Je levai la tête. Marieke, la baby-sitter de mon fils, venait de débarquer dans le patio. Toujours aussi apprêtée, elle était vêtue d’une robe moulante en wax et en dentelle qui pouvait laisser penser qu’en cette période de fashion week elle venait précipitamment de quitter un podium de défilé de mode.

Théo n’avait pas été long à retrouver sa bonne humeur. Un sourire coquin aux lèvres, il faisait le joli cœur devant la belle Allemande.

Je regardai ma montre et me levai. Il était temps de me rendre à mon rendez-vous avec Alan Bridges.

15

L’affaire Joyce Carlyle

Aimez-moi plus qu’avant, puisque j’ai de la peine.

George SAND
1.

Le siège du #WinterSun occupait un étage entier du Flatiron Building, le célèbre immeuble new-yorkais reconnaissable à sa forme triangulaire rappelant celle d’un fer à repasser. Dans le soleil de la fin de matinée, les ornements en colonnes de la façade de calcaire donnaient au bâtiment des airs de temple grec.

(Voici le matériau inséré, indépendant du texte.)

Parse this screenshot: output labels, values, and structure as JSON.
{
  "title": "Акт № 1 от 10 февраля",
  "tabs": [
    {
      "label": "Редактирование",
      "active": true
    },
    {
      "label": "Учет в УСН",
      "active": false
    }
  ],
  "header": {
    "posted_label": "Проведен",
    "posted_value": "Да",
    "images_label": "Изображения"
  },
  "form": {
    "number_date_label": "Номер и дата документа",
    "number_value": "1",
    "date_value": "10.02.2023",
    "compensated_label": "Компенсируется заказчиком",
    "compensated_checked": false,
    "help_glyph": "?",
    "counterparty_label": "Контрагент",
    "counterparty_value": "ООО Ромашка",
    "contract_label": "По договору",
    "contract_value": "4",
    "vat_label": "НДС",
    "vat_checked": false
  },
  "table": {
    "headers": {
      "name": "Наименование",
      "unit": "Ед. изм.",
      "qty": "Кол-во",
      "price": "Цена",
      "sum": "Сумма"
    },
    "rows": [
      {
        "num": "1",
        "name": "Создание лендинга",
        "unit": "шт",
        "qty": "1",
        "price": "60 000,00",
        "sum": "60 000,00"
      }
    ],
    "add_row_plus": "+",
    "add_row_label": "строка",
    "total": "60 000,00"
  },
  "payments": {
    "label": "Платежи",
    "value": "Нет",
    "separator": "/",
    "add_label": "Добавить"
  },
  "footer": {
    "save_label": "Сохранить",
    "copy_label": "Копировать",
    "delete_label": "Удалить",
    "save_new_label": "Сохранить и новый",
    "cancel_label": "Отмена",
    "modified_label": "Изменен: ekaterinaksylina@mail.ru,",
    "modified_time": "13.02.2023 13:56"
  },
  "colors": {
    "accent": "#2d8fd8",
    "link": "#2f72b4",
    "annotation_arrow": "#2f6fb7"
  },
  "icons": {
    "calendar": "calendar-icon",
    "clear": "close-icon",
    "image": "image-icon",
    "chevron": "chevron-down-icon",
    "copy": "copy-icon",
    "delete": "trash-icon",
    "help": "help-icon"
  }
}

À l’intérieur, les bureaux du #WinterSun ressemblaient à ceux d’une start-up ayant levé suffisamment d’argent pour s’offrir les services d’un décorateur à la mode. Toutes les cloisons avaient disparu au profit d’un espace de travail ouvert, organisé autour de zones de réunion informelles. Un parquet nervuré, presque blanc, courait entre les tables en bois, les tabourets, les canapés bas et les chaises Eames multicolores.

Au milieu de la pièce, derrière un comptoir, officiait un barista qui préparait des cappuccinos mousseux. Plus loin, des employés s’affrontaient autour d’une table de ping-pong et d’un baby-foot. Leur moyenne d’âge ne devait pas dépasser vingt-cinq ans. Certains donnaient même l’impression d’être des élèves s’apprêtant à passer leur bac. Côté style, il y en avait pour tous les goûts. Du hipster barbu au clone de Zuckerberg pour les garçons, tandis qu’on naviguait chez les filles entre l’uniforme perfecto-robe-printanière-chinée-dans-une-friperie-de-Williamsburg et des looks plus sophistiqués rappelant les Polaroid affichés par certaines blogueuses de mode.

Cellulaire greffé à la paume de leur main, ordinateur portable sur les genoux, tout ce joli monde pianotait en piochant des graines germées et des chips de kale dans de larges saladiers disposés sur des tables. C’était quelque chose qui ne cessait de m’étonner : à quel point, souvent, la réalité dépassait les caricatures.

— Excusez mon retard, c’est la course depuis trois jours !

Alan Bridges nous accueillit dans un français presque parfait.

Je le saluai à mon tour et lui présentai Caradec comme un ancien policier d’élite qui m’aidait dans mon enquête.

— J’aime beaucoup la France, affirma-t-il en nous serrant la main. À l’âge de vingt ans, j’ai passé une année d’études à Aix-en-Provence. C’était il y a une éternité. Giscard venait d’être élu président, vous imaginez !

La petite soixantaine fringante, le rédacteur en chef du #WinterSun était vêtu d’une chemise blanche, d’un pantalon de toile claire, d’une veste de tweed légère et de sneakers en cuir. Avec sa grande silhouette, sa voix chaude et son charisme indéniable, Alan Bridges ressemblait à son homonyme, l’acteur Jeff Bridges. C’était assez cocasse puisque j’avais lu sur Internet que son véritable nom était Alan Kowalkowski et qu’il avait pris ce pseudonyme à dix-sept ans lorsqu’il écrivait pour le journal de sa fac.